Его уверенность в себе таяла, вытесняясь болезненной застенчивостью. Он так благоговел перед своим новым героем Джорджем Боутоном, что не осмелился заговорить с ним при встрече. Когда голландский художник Маттейс Марис посетил офис «Гупиль и K°», Винсент так оробел, что не мог произнести ни слова.

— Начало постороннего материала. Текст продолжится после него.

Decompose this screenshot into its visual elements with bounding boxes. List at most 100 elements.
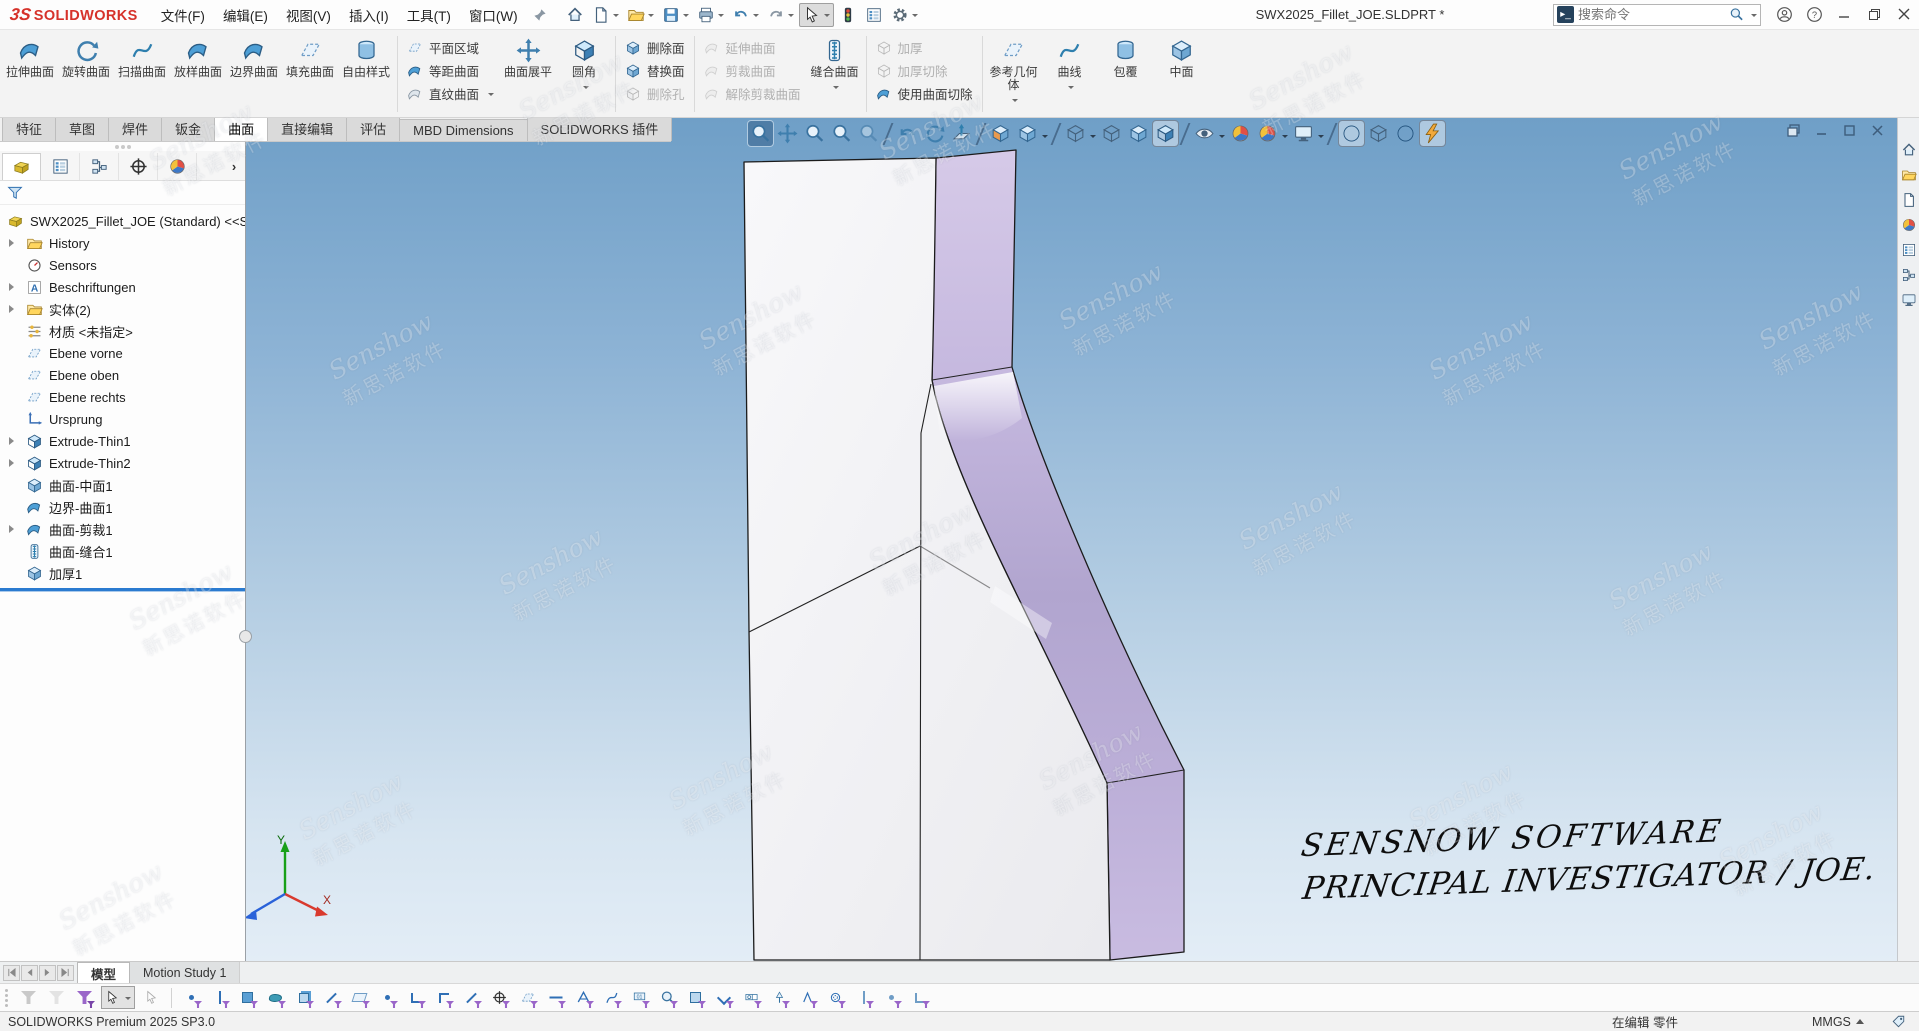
filter-sketch-points-icon[interactable] xyxy=(376,986,399,1009)
normal-to-icon[interactable] xyxy=(949,121,974,146)
tree-item-sensors[interactable]: Sensors xyxy=(0,254,245,276)
tree-item-annotations[interactable]: ABeschriftungen xyxy=(0,276,245,298)
tab-direct-editing[interactable]: 直接编辑 xyxy=(267,115,347,141)
replace-face-button[interactable]: 替换面 xyxy=(621,61,689,80)
lofted-surface-button[interactable]: 放样曲面 xyxy=(170,31,226,117)
tab-surfaces[interactable]: 曲面 xyxy=(214,115,268,141)
menu-tools[interactable]: 工具(T) xyxy=(398,1,460,29)
zoom-to-fit-icon[interactable] xyxy=(748,121,773,146)
toggle-selection-filters-button[interactable] xyxy=(73,986,96,1009)
filter-sketch-segments-icon[interactable] xyxy=(404,986,427,1009)
apply-scene-icon[interactable] xyxy=(1255,121,1280,146)
featuremanager-tree-tab[interactable] xyxy=(2,153,41,180)
tree-item-surface-knit1[interactable]: 曲面-缝合1 xyxy=(0,540,245,562)
tree-item-front-plane[interactable]: Ebene vorne xyxy=(0,342,245,364)
home-button[interactable] xyxy=(563,3,587,27)
tab-solidworks-addins[interactable]: SOLIDWORKS 插件 xyxy=(527,115,673,141)
tree-item-mid-surface1[interactable]: 曲面-中面1 xyxy=(0,474,245,496)
taskpane-design-library-icon[interactable] xyxy=(1901,167,1917,183)
configurationmanager-tab[interactable] xyxy=(80,153,119,180)
knit-surface-button[interactable]: 缝合曲面 xyxy=(807,31,863,117)
fillet-button[interactable]: 圆角 xyxy=(556,31,612,117)
taskpane-file-explorer-icon[interactable] xyxy=(1901,192,1917,208)
graphics-viewport[interactable]: Y X Z SENSNOW SOFTWARE PRINCIPAL INVESTI… xyxy=(0,118,1919,961)
hide-show-items-icon[interactable] xyxy=(1192,121,1217,146)
dimxpertmanager-tab[interactable] xyxy=(119,153,158,180)
hide-show-dropdown-icon[interactable] xyxy=(1219,135,1225,141)
filter-balloons-icon[interactable]: 01 xyxy=(628,986,651,1009)
tree-item-thicken1[interactable]: 加厚1 xyxy=(0,562,245,584)
rollback-bar[interactable] xyxy=(0,588,245,591)
search-input[interactable] xyxy=(1578,7,1725,22)
tab-sheet-metal[interactable]: 钣金 xyxy=(161,115,215,141)
doc-cascade-icon[interactable] xyxy=(1786,123,1801,138)
taskpane-forum-icon[interactable] xyxy=(1901,292,1917,308)
delete-face-button[interactable]: 删除面 xyxy=(621,38,689,57)
filter-connection-points-icon[interactable] xyxy=(880,986,903,1009)
boundary-surface-button[interactable]: 边界曲面 xyxy=(226,31,282,117)
help-icon[interactable]: ? xyxy=(1799,0,1829,28)
menu-view[interactable]: 视图(V) xyxy=(277,1,340,29)
tree-item-extrude-thin1[interactable]: Extrude-Thin1 xyxy=(0,430,245,452)
filter-midpoints-icon[interactable] xyxy=(432,986,455,1009)
tree-item-origin[interactable]: Ursprung xyxy=(0,408,245,430)
expand-arrow-icon[interactable] xyxy=(9,437,18,445)
taskpane-view-palette-icon[interactable] xyxy=(1901,242,1917,258)
minimize-button[interactable] xyxy=(1829,0,1859,28)
filter-surface-finish-icon[interactable] xyxy=(796,986,819,1009)
view-orientation-dropdown-icon[interactable] xyxy=(1042,135,1048,141)
zoom-in-out-icon[interactable] xyxy=(802,121,827,146)
options-gear-button[interactable] xyxy=(888,3,921,27)
tab-sketch[interactable]: 草图 xyxy=(55,115,109,141)
status-tag-icon[interactable] xyxy=(1891,1014,1906,1031)
rotate-view-icon[interactable] xyxy=(922,121,947,146)
swept-surface-button[interactable]: 扫描曲面 xyxy=(114,31,170,117)
tree-item-boundary-surface1[interactable]: 边界-曲面1 xyxy=(0,496,245,518)
filter-surface-bodies-icon[interactable] xyxy=(264,986,287,1009)
clear-all-filters-button[interactable] xyxy=(17,986,40,1009)
filter-reference-planes-icon[interactable] xyxy=(516,986,539,1009)
filter-notes-icon[interactable] xyxy=(600,986,623,1009)
doc-minimize-icon[interactable] xyxy=(1814,123,1829,138)
rebuild-traffic-light-button[interactable] xyxy=(836,3,860,27)
print-button[interactable] xyxy=(694,3,727,27)
offset-surface-button[interactable]: 等距曲面 xyxy=(403,61,498,80)
undo-button[interactable] xyxy=(729,3,762,27)
tree-item-history[interactable]: History xyxy=(0,232,245,254)
panel-grip[interactable] xyxy=(0,142,245,151)
planar-surface-button[interactable]: 平面区域 xyxy=(403,38,498,57)
filter-weld-symbols-icon[interactable] xyxy=(712,986,735,1009)
shadows-icon[interactable] xyxy=(1366,121,1391,146)
last-tab-icon[interactable] xyxy=(57,965,74,981)
filter-center-marks-icon[interactable] xyxy=(488,986,511,1009)
menu-file[interactable]: 文件(F) xyxy=(152,1,214,29)
freeform-button[interactable]: 自由样式 xyxy=(338,31,394,117)
select-tool-button[interactable] xyxy=(799,3,834,27)
clear-selections-button[interactable] xyxy=(45,986,68,1009)
photoview-preview-icon[interactable] xyxy=(1420,121,1445,146)
apply-scene-dropdown-icon[interactable] xyxy=(1282,135,1288,141)
filter-cosmetic-threads-icon[interactable] xyxy=(824,986,847,1009)
mid-surface-button[interactable]: 中面 xyxy=(1154,31,1210,117)
filter-dowel-pins-icon[interactable] xyxy=(852,986,875,1009)
first-tab-icon[interactable] xyxy=(3,965,20,981)
shaded-with-edges-icon[interactable] xyxy=(1153,121,1178,146)
units-selector[interactable]: MMGS xyxy=(1812,1015,1864,1029)
prev-tab-icon[interactable] xyxy=(21,965,38,981)
filter-routing-points-icon[interactable] xyxy=(908,986,931,1009)
tree-item-material[interactable]: 材质 <未指定> xyxy=(0,320,245,342)
tree-item-extrude-thin2[interactable]: Extrude-Thin2 xyxy=(0,452,245,474)
pin-menu-icon[interactable] xyxy=(533,8,547,22)
extruded-surface-button[interactable]: 拉伸曲面 xyxy=(2,31,58,117)
tab-evaluate[interactable]: 评估 xyxy=(346,115,400,141)
next-tab-icon[interactable] xyxy=(39,965,56,981)
hidden-lines-visible-icon[interactable] xyxy=(1099,121,1124,146)
taskpane-home-icon[interactable] xyxy=(1901,142,1917,158)
save-button[interactable] xyxy=(659,3,692,27)
filter-solid-bodies-icon[interactable] xyxy=(292,986,315,1009)
cut-with-surface-button[interactable]: 使用曲面切除 xyxy=(872,84,977,103)
wireframe-icon[interactable] xyxy=(1126,121,1151,146)
close-button[interactable] xyxy=(1889,0,1919,28)
filter-vertices-icon[interactable] xyxy=(180,986,203,1009)
tab-mbd-dimensions[interactable]: MBD Dimensions xyxy=(399,119,527,141)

Так же как языковые трудности усугубляли его изоляцию, отсутствие материальной независимости приумножало чувство вины, на которое он будет обречен пожизненно. Даже несмотря на то, что его жалованье в Лондоне почти вдвое превышало жалованье в гаагском филиале, денег по-прежнему едва хватало на все расходы. Чтобы сэкономить, он перестал ездить в город на пароходе и теперь проделывал весь путь пешком, пересекая Темзу по мосту. В письмах он торжественно обещал найти себе более дешевое жилье и начать экономить. В ответ родители (присылавшие все более зловещие отчеты о финансовых трудностях в Хелворте) отважно заверяли его в намерении и дальше терпеливо переносить лишения ради блага детей. «Мы постараемся жить более экономно, – писала Анна, – и будем счастливы, если деньги, которые мы в тебя вкладываем, будут потрачены не напрасно; это лучшая прибыль, на которую мы можем рассчитывать».